ONLINE Gastvortrag Robert Hartman (Tulane Univ.): „If Vicious Character Constitutes Hell's Punishment and Explains Its Fixity, then Probably All Will Be Saved”

Mittwoch, 24. November 2021, 18.00 Uhr

ONLINE Gastvortrag Robert Hartman (Tulane University): „If Vicious Character Constitutes Hell's Punishment and Explains Its Fixity, then Probably All Will Be Saved” [Plakat]

Teilnahme unter folgendem Link

According to one prominent view, the punishment of hell is constituted by the natural consequences of the damned person’s vicious character; and the damned suffer forever, because they have freely fixed their character in a way that makes repentance psychologically impossible. So, even though God continues to desire reconciliation with persons in hell, they do not all-things-considered want reconciliation with God. But this explanation of hell’s finality is implausible. Since God enables human free choice to accept God’s invitation to salvation in their pre-mortem lives, God would re-enable that ability to accept freely God’s invitation to salvation in their post-mortem lives. That is, God would make direct or indirect alterations in the character of damned persons and give them new motivational reasons that re-enable their freedom to repent. But then, it is probable all damned persons will be saved eventually in part because there is a potential infinity of opportunities for each person to choose freely to repent. Thus, if such views about the nature of hell and divine love are correct, probably all will be saved.

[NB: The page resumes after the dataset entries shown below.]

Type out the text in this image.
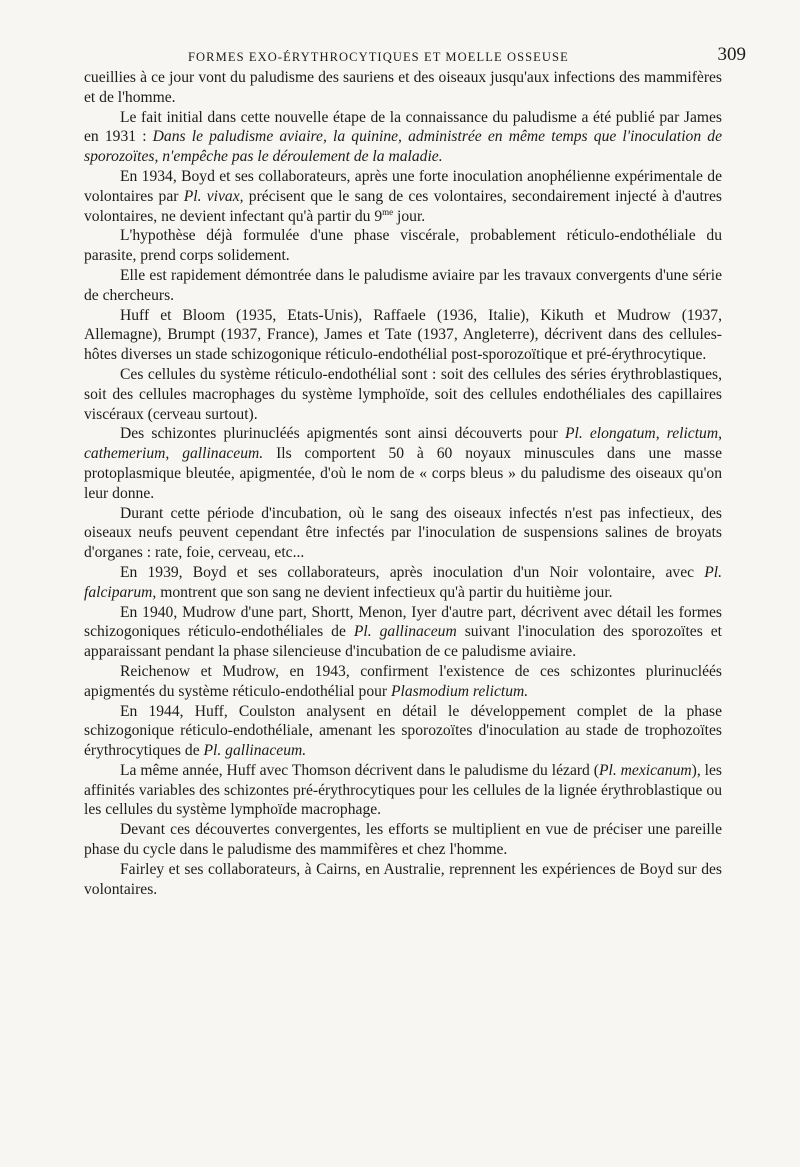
FORMES EXO-ÉRYTHROCYTIQUES ET MOELLE OSSEUSE	309

cueillies à ce jour vont du paludisme des sauriens et des oiseaux jusqu'aux infections des mammifères et de l'homme.

Le fait initial dans cette nouvelle étape de la connaissance du paludisme a été publié par James en 1931 : Dans le paludisme aviaire, la quinine, administrée en même temps que l'inoculation de sporozoïtes, n'empêche pas le déroulement de la maladie.

En 1934, Boyd et ses collaborateurs, après une forte inoculation anophélienne expérimentale de volontaires par Pl. vivax, précisent que le sang de ces volontaires, secondairement injecté à d'autres volontaires, ne devient infectant qu'à partir du $9^{me}$ jour.

L'hypothèse déjà formulée d'une phase viscérale, probablement réticulo-endothéliale du parasite, prend corps solidement.

Elle est rapidement démontrée dans le paludisme aviaire par les travaux convergents d'une série de chercheurs.

Huff et Bloom (1935, Etats-Unis), Raffaele (1936, Italie), Kikuth et Mudrow (1937, Allemagne), Brumpt (1937, France), James et Tate (1937, Angleterre), décrivent dans des cellules-hôtes diverses un stade schizogonique réticulo-endothélial post-sporozoïtique et pré-érythrocytique.

Ces cellules du système réticulo-endothélial sont : soit des cellules des séries érythroblastiques, soit des cellules macrophages du système lymphoïde, soit des cellules endothéliales des capillaires viscéraux (cerveau surtout).

Des schizontes plurinucléés apigmentés sont ainsi découverts pour Pl. elongatum, relictum, cathemerium, gallinaceum. Ils comportent 50 à 60 noyaux minuscules dans une masse protoplasmique bleutée, apigmentée, d'où le nom de « corps bleus » du paludisme des oiseaux qu'on leur donne.

Durant cette période d'incubation, où le sang des oiseaux infectés n'est pas infectieux, des oiseaux neufs peuvent cependant être infectés par l'inoculation de suspensions salines de broyats d'organes : rate, foie, cerveau, etc...

En 1939, Boyd et ses collaborateurs, après inoculation d'un Noir volontaire, avec Pl. falciparum, montrent que son sang ne devient infectieux qu'à partir du huitième jour.

En 1940, Mudrow d'une part, Shortt, Menon, Iyer d'autre part, décrivent avec détail les formes schizogoniques réticulo-endothéliales de Pl. gallinaceum suivant l'inoculation des sporozoïtes et apparaissant pendant la phase silencieuse d'incubation de ce paludisme aviaire.

Reichenow et Mudrow, en 1943, confirment l'existence de ces schizontes plurinucléés apigmentés du système réticulo-endothélial pour Plasmodium relictum.

En 1944, Huff, Coulston analysent en détail le développement complet de la phase schizogonique réticulo-endothéliale, amenant les sporozoïtes d'inoculation au stade de trophozoïtes érythrocytiques de Pl. gallinaceum.

La même année, Huff avec Thomson décrivent dans le paludisme du lézard (Pl. mexicanum), les affinités variables des schizontes pré-érythrocytiques pour les cellules de la lignée érythroblastique ou les cellules du système lymphoïde macrophage.

Devant ces découvertes convergentes, les efforts se multiplient en vue de préciser une pareille phase du cycle dans le paludisme des mammifères et chez l'homme.

Fairley et ses collaborateurs, à Cairns, en Australie, reprennent les expériences de Boyd sur des volontaires.
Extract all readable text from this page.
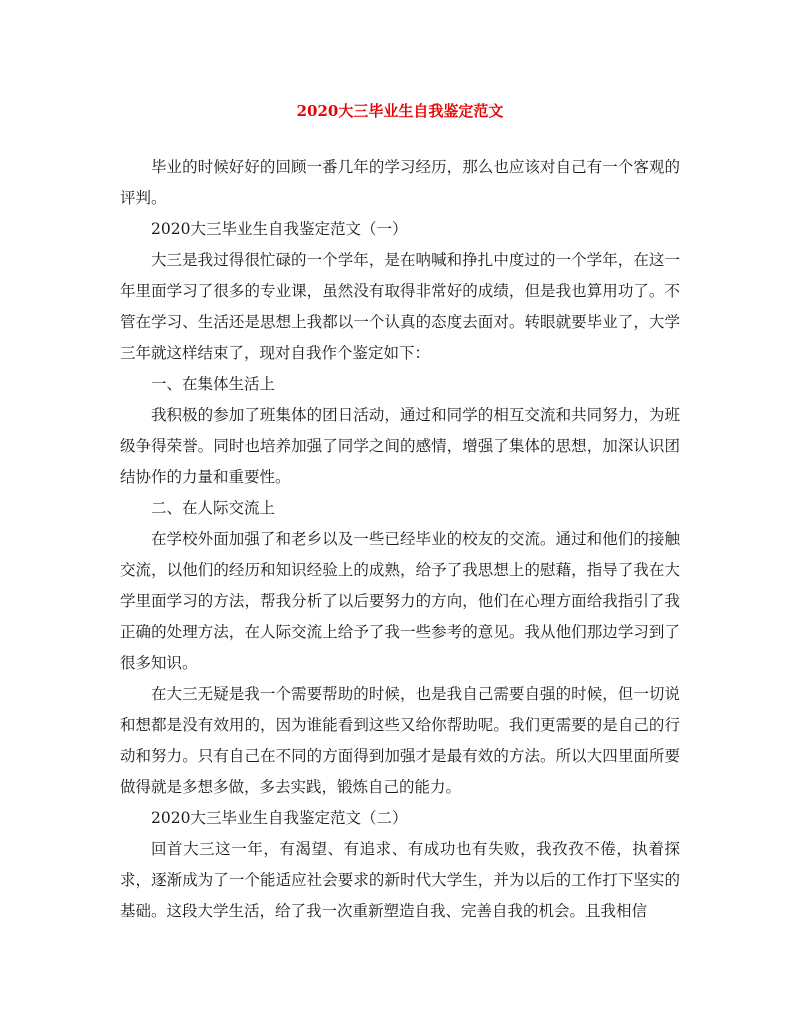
2020大三毕业生自我鉴定范文

毕业的时候好好的回顾一番几年的学习经历，那么也应该对自己有一个客观的评判。

2020大三毕业生自我鉴定范文（一）

大三是我过得很忙碌的一个学年，是在呐喊和挣扎中度过的一个学年，在这一年里面学习了很多的专业课，虽然没有取得非常好的成绩，但是我也算用功了。不管在学习、生活还是思想上我都以一个认真的态度去面对。转眼就要毕业了，大学三年就这样结束了，现对自我作个鉴定如下：

一、在集体生活上

我积极的参加了班集体的团日活动，通过和同学的相互交流和共同努力，为班级争得荣誉。同时也培养加强了同学之间的感情，增强了集体的思想，加深认识团结协作的力量和重要性。

二、在人际交流上

在学校外面加强了和老乡以及一些已经毕业的校友的交流。通过和他们的接触交流，以他们的经历和知识经验上的成熟，给予了我思想上的慰藉，指导了我在大学里面学习的方法，帮我分析了以后要努力的方向，他们在心理方面给我指引了我正确的处理方法，在人际交流上给予了我一些参考的意见。我从他们那边学习到了很多知识。

在大三无疑是我一个需要帮助的时候，也是我自己需要自强的时候，但一切说和想都是没有效用的，因为谁能看到这些又给你帮助呢。我们更需要的是自己的行动和努力。只有自己在不同的方面得到加强才是最有效的方法。所以大四里面所要做得就是多想多做，多去实践，锻炼自己的能力。

2020大三毕业生自我鉴定范文（二）

回首大三这一年，有渴望、有追求、有成功也有失败，我孜孜不倦，执着探求，逐渐成为了一个能适应社会要求的新时代大学生，并为以后的工作打下坚实的基础。这段大学生活，给了我一次重新塑造自我、完善自我的机会。且我相信
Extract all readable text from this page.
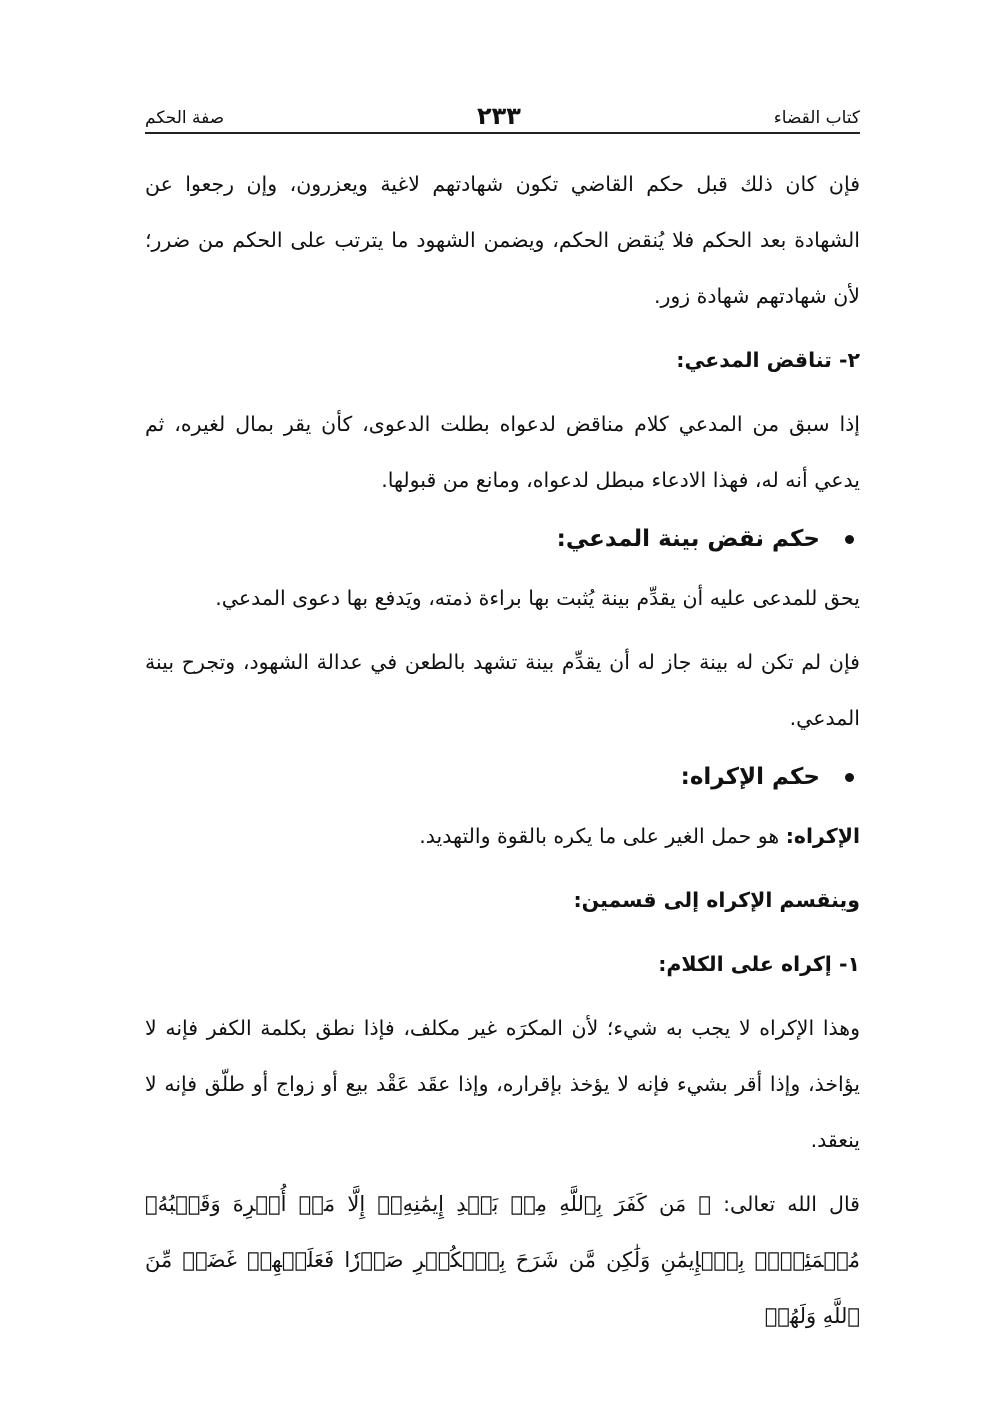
كتاب القضاء
٢٣٣
صفة الحكم

فإن كان ذلك قبل حكم القاضي تكون شهادتهم لاغية ويعزرون، وإن رجعوا عن الشهادة بعد الحكم فلا يُنقض الحكم، ويضمن الشهود ما يترتب على الحكم من ضرر؛ لأن شهادتهم شهادة زور.

٢- تناقض المدعي:

إذا سبق من المدعي كلام مناقض لدعواه بطلت الدعوى، كأن يقر بمال لغيره، ثم يدعي أنه له، فهذا الادعاء مبطل لدعواه، ومانع من قبولها.

حكم نقض بينة المدعي:

يحق للمدعى عليه أن يقدِّم بينة يُثبت بها براءة ذمته، ويَدفع بها دعوى المدعي.

فإن لم تكن له بينة جاز له أن يقدِّم بينة تشهد بالطعن في عدالة الشهود، وتجرح بينة المدعي.

حكم الإكراه:

الإكراه: هو حمل الغير على ما يكره بالقوة والتهديد.

وينقسم الإكراه إلى قسمين:

١- إكراه على الكلام:

وهذا الإكراه لا يجب به شيء؛ لأن المكرَه غير مكلف، فإذا نطق بكلمة الكفر فإنه لا يؤاخذ، وإذا أقر بشيء فإنه لا يؤخذ بإقراره، وإذا عقَد عَقْد بيع أو زواج أو طلّق فإنه لا ينعقد.

قال الله تعالى: ﴿ مَن كَفَرَ بِٱللَّهِ مِنۢ بَعۡدِ إِيمَٰنِهِۦٓ إِلَّا مَنۡ أُكۡرِهَ وَقَلۡبُهُۥ مُطۡمَئِنُّۢ بِٱلۡإِيمَٰنِ وَلَٰكِن مَّن شَرَحَ بِٱلۡكُفۡرِ صَدۡرٗا فَعَلَيۡهِمۡ غَضَبٞ مِّنَ ٱللَّهِ وَلَهُمۡ
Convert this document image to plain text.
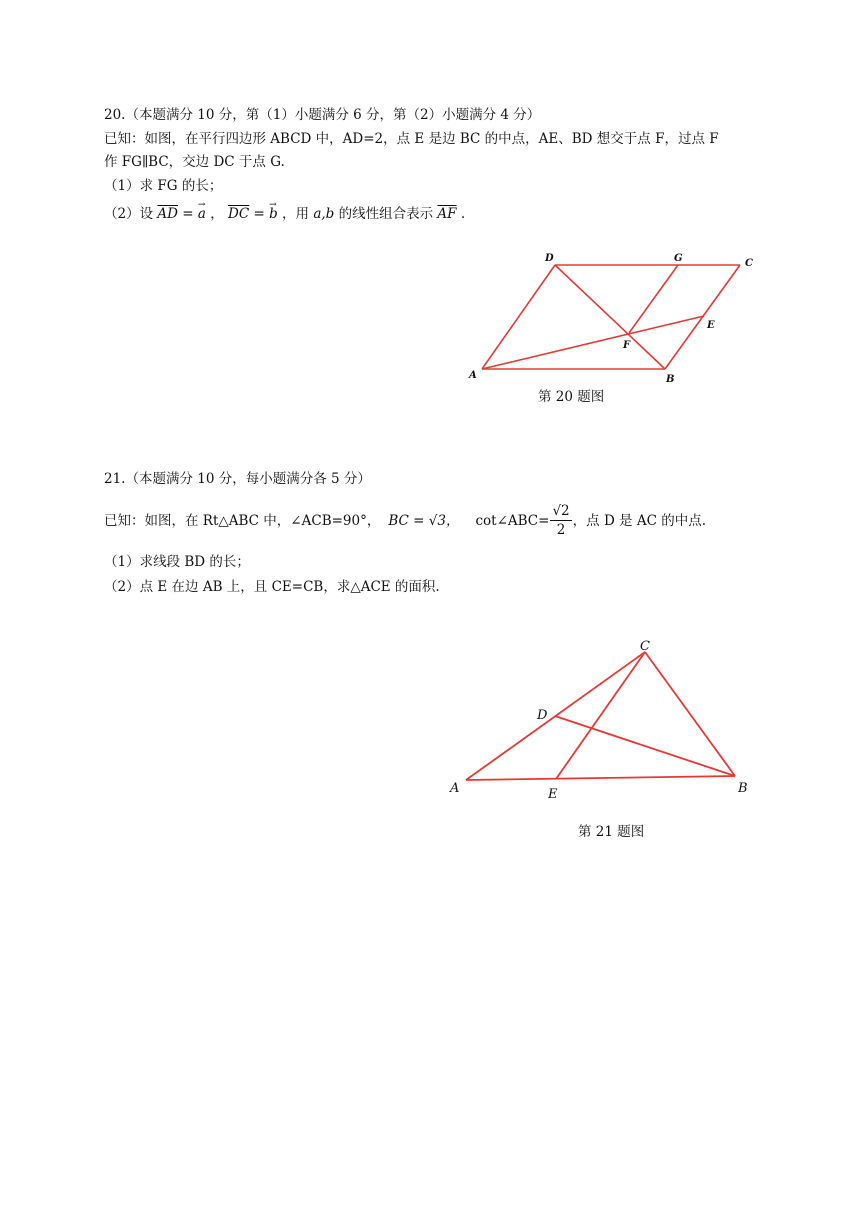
20.（本题满分 10 分，第（1）小题满分 6 分，第（2）小题满分 4 分）
已知：如图，在平行四边形 ABCD 中，AD=2，点 E 是边 BC 的中点，AE、BD 想交于点 F，过点 F
作 FG∥BC，交边 DC 于点 G.
（1）求 FG 的长；
（2）设 $\overline{AD}$ = → a ， $\overline{DC}$ = → b ，用 a,b 的线性组合表示 $\overline{AF}$ .
D	G	C
E
F
A	B
第 20 题图
21.（本题满分 10 分，每小题满分各 5 分）
已知：如图，在 Rt△ABC 中，∠ACB=90°， BC = √3， cot∠ABC= $\frac{√2}{2}$ ，点 D 是 AC 的中点.
（1）求线段 BD 的长；
（2）点 E 在边 AB 上，且 CE=CB，求△ACE 的面积.
C
D
A	E	B
第 21 题图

Robert J. Hartman works mainly in normative ethics, metaphysics, and philosophical theology. He is a visiting assistant professor of philosophy at Tulane University, New Orleans. Previously, he was a visiting research professor and faculty fellow with the Center for Ethics and Public Affairs in the Murphy Institute at Tulane University; he also held postdoctoral research fellowships at Stockholm University and the University of Gothenburg. He is the author of In Defense of Moral Luck (Routledge 2017) and co-editor of The Routledge Handbook of the Philosophy and Psychology of Luck (Routledge 2019). Currently, he is writing a monograph titled Character and Free Will as well as a series of papers that apply its insights to theological puzzles about gratitude, heaven, purgatory, and hell.